Limited search capability here at work, and I’ll forget by the time I get home.

Drinking: one twin is an alcoholic, the other not (Chang and Eng)–do both end up getting drunk when only one drinks?

Thinking: joined at the head with a union including some brain, to what extent can thoughts be shared? And if they can be, how do they know who’s thought it was originally?

If one twin commits a capital crime, and they can’t be seperated without killing them both, how would death penalty, or even long-term incarceration be applied? Is the other twin simply an accomplice?

I recall seeing the subject of imprisonment discussed on the BBC quiz show Q.I., the presenter told the story of conjoined twins who were involved in a fight (or rather, one of them was). The judge in the case ruled that he would ordinarily sent the criminal to jail for the crime but it would constitute wrongful imprisonment of the innocent twin so he had no choice but to reduce the punishment to a fine.

Sorry I don’t have a cite, just my own recollection of the story.
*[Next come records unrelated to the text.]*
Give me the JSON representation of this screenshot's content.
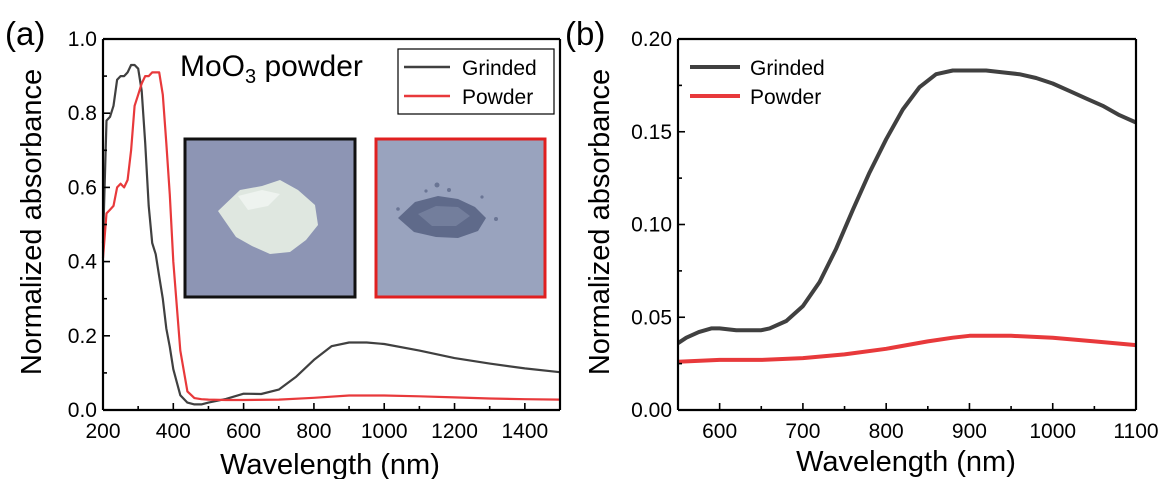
{
  "figure": {
    "panel_a_label": "(a)",
    "panel_b_label": "(b)",
    "inset_title_main": "MoO",
    "inset_title_sub": "3",
    "inset_title_rest": " powder"
  },
  "colors": {
    "grinded": "#404040",
    "powder": "#e8393b",
    "inset_a_border": "#111111",
    "inset_b_border": "#e02020"
  },
  "chart_data": [
    {
      "type": "line",
      "panel": "a",
      "xlabel": "Wavelength (nm)",
      "ylabel": "Normalized absorbance",
      "xlim": [
        200,
        1500
      ],
      "ylim": [
        0,
        1.0
      ],
      "xticks": [
        200,
        400,
        600,
        800,
        1000,
        1200,
        1400
      ],
      "yticks": [
        0.0,
        0.2,
        0.4,
        0.6,
        0.8,
        1.0
      ],
      "ytick_labels": [
        "0.0",
        "0.2",
        "0.4",
        "0.6",
        "0.8",
        "1.0"
      ],
      "legend": "top-right",
      "series": [
        {
          "name": "Grinded",
          "color": "#404040",
          "x": [
            200,
            210,
            220,
            230,
            240,
            250,
            260,
            270,
            280,
            290,
            300,
            310,
            320,
            330,
            340,
            350,
            360,
            370,
            380,
            390,
            400,
            420,
            440,
            460,
            480,
            500,
            550,
            600,
            650,
            700,
            750,
            800,
            850,
            900,
            950,
            1000,
            1100,
            1200,
            1300,
            1400,
            1500
          ],
          "y": [
            0.45,
            0.78,
            0.79,
            0.82,
            0.89,
            0.9,
            0.9,
            0.91,
            0.93,
            0.93,
            0.92,
            0.86,
            0.72,
            0.55,
            0.45,
            0.42,
            0.36,
            0.3,
            0.22,
            0.17,
            0.11,
            0.04,
            0.02,
            0.015,
            0.015,
            0.02,
            0.03,
            0.044,
            0.043,
            0.055,
            0.09,
            0.135,
            0.172,
            0.182,
            0.182,
            0.178,
            0.16,
            0.14,
            0.125,
            0.112,
            0.102
          ]
        },
        {
          "name": "Powder",
          "color": "#e8393b",
          "x": [
            200,
            210,
            220,
            230,
            240,
            250,
            260,
            270,
            280,
            290,
            300,
            310,
            320,
            330,
            340,
            350,
            360,
            370,
            380,
            390,
            400,
            420,
            440,
            460,
            480,
            500,
            550,
            600,
            700,
            800,
            900,
            1000,
            1100,
            1200,
            1300,
            1400,
            1500
          ],
          "y": [
            0.41,
            0.53,
            0.54,
            0.55,
            0.6,
            0.61,
            0.6,
            0.62,
            0.7,
            0.82,
            0.85,
            0.88,
            0.9,
            0.9,
            0.91,
            0.91,
            0.91,
            0.85,
            0.72,
            0.58,
            0.4,
            0.16,
            0.05,
            0.032,
            0.029,
            0.028,
            0.027,
            0.027,
            0.028,
            0.033,
            0.039,
            0.039,
            0.037,
            0.034,
            0.031,
            0.029,
            0.028
          ]
        }
      ]
    },
    {
      "type": "line",
      "panel": "b",
      "xlabel": "Wavelength (nm)",
      "ylabel": "Normalized absorbance",
      "xlim": [
        550,
        1100
      ],
      "ylim": [
        0,
        0.2
      ],
      "xticks": [
        600,
        700,
        800,
        900,
        1000,
        1100
      ],
      "yticks": [
        0.0,
        0.05,
        0.1,
        0.15,
        0.2
      ],
      "ytick_labels": [
        "0.00",
        "0.05",
        "0.10",
        "0.15",
        "0.20"
      ],
      "legend": "top-left",
      "series": [
        {
          "name": "Grinded",
          "color": "#404040",
          "x": [
            550,
            560,
            575,
            590,
            600,
            620,
            640,
            650,
            660,
            680,
            700,
            720,
            740,
            760,
            780,
            800,
            820,
            840,
            860,
            880,
            900,
            920,
            940,
            960,
            980,
            1000,
            1020,
            1040,
            1060,
            1080,
            1100
          ],
          "y": [
            0.036,
            0.039,
            0.042,
            0.044,
            0.044,
            0.043,
            0.043,
            0.043,
            0.044,
            0.048,
            0.056,
            0.069,
            0.087,
            0.108,
            0.128,
            0.146,
            0.162,
            0.174,
            0.181,
            0.183,
            0.183,
            0.183,
            0.182,
            0.181,
            0.179,
            0.176,
            0.172,
            0.168,
            0.164,
            0.159,
            0.155
          ]
        },
        {
          "name": "Powder",
          "color": "#e8393b",
          "x": [
            550,
            600,
            650,
            700,
            750,
            800,
            850,
            880,
            900,
            950,
            1000,
            1050,
            1100
          ],
          "y": [
            0.026,
            0.027,
            0.027,
            0.028,
            0.03,
            0.033,
            0.037,
            0.039,
            0.04,
            0.04,
            0.039,
            0.037,
            0.035
          ]
        }
      ]
    }
  ]
}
I also remember reading a similar thread on these forums (in fact I think I may have started one) where the consensus seemed to be that imprisoning an innocent man is a greater affront to justice than letting a guilty man walk free. There is still the issue of whether the ‘innocent’ twin would be considered an accomplice or a bystander. If the twin were considered to be an accomplice then he may also face jail, which simplifies things somewhat but the accomplice would have a shorter sentence so the problem would only be delayed until release day. Being an accomplice to a crime and failing to prevent one are different ball parks and it would be a minefield to determine just how active the ‘innocent’ twin was in the crime.

Let’s just hope it never happens.

Drinking: this depends on whether or not there is a significant blood flow between the twins. Some share only minor vessels and capillaries, so the alcohol seepage between the two would be pretty minimal. Some share major arteries, so the blood supply crosses from one to the other willy-nilly, and they would both get drunk at the same time. AFAIK, Chang and Eng had a sort of “moderately” shared bloodflow. The one who survived the other (I think Chang survived Eng?) eventually died because blood flowing out of himself wasn’t being returned by his brother–but it took hours.

Thinking: cognition is simply too complicated for this question to be answered satisfactorily; the twins would have to share significant portions of the cortex for them to “think” the same things. Many twins do have areas of shared sensation, though.